The Jones claimants further pursued their claim before the European Court of Human Rights (ECtHR). The ECtHR affirmed the Houses’ findings in Jones v. UK and considered the principle of sovereign immunity a legitimate restriction to the right guaranteed under article 6 (1) of the ECHR. The ECtHR found, sovereign immunity pursued the “legitimate aim of complying with international law to promote comity and good relations between States…“ and needed to be regarded as an ‘inherent restriction’ to the right to a fair trial, which was “generally accepted by the community of nations as part of the doctrine of State immunity“ (para 188). However, this judgment was later criticised, since the ECtHR did not consider whether those principles also applied in civil proceedings against the state officials which had committed acts amounting to torture.

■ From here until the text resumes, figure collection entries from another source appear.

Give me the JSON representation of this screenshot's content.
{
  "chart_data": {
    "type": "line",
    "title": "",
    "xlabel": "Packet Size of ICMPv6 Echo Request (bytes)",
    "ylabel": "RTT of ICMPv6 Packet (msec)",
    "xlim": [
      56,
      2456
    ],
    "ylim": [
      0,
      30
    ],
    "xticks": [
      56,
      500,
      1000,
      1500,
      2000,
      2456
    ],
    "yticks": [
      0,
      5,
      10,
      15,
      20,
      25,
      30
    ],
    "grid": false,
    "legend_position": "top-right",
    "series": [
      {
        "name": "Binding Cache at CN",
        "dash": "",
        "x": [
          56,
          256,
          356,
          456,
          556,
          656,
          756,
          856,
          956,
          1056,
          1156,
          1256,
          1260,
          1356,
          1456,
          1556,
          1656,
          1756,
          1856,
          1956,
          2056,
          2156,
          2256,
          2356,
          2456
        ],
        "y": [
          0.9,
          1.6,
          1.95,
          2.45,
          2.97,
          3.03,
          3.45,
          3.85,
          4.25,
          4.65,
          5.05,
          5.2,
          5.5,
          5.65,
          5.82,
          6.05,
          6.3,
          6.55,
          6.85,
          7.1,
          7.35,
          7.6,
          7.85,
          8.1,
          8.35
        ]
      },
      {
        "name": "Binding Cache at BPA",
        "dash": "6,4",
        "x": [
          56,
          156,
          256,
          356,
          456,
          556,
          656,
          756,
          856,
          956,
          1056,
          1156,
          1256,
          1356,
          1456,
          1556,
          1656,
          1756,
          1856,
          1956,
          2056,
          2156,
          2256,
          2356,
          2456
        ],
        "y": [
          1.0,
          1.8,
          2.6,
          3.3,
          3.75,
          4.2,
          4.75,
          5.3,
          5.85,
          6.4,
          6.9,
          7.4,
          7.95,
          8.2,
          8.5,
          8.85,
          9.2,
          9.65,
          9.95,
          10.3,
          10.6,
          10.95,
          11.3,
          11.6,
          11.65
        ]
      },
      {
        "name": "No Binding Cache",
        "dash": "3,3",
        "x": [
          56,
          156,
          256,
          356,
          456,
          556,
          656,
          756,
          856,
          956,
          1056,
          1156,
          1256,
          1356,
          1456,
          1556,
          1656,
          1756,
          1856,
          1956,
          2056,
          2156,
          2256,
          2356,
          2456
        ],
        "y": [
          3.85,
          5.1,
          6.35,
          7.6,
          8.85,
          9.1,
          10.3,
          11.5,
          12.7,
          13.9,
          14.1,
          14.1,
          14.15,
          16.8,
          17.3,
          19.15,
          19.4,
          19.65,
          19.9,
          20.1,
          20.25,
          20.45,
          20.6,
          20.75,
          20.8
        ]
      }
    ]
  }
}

The final case, which considered the immunity of international organizations, was the judgment of the Dutch Supreme Court in the Mothers of Srebrenica case against the United Nations. In this case, the claimants had brought a tort case against the United Nations for the genocidal acts inflicted upon them and their relatives under the eye of the Dutch battalion ‘Dutchbat’, which was stationed in Srebrenica at the time. As in Jones, the claimants argued their right to an effective remedy under article 6 of the ECHR would be violated, if the United Nations were granted immunity from civil jurisdiction. The Supreme Court argued the rules on the immunity of the United Nations, in particular article 2 (2) of the Convention on the Privileges and Immunities of the United Nations, did not undermine the core of the right guaranteed by article 6 of the ECHR. The UN enjoyed certain privileges under international law, which was already expressed by article 103 of the UN Charter. Although the United Nations were an international organization and not a state, there was nothing which justified an exception to the analogy of the immunity of states from civil jurisdiction. As Rosenne van Alebeek and others commented in their discussion of the case, this argument repudiates the very meaning of the right to remedy. In spite of these findings, all three cases demonstrate that the customary law on state immunity in civil cases has not yet come to accept an exception for international crimes.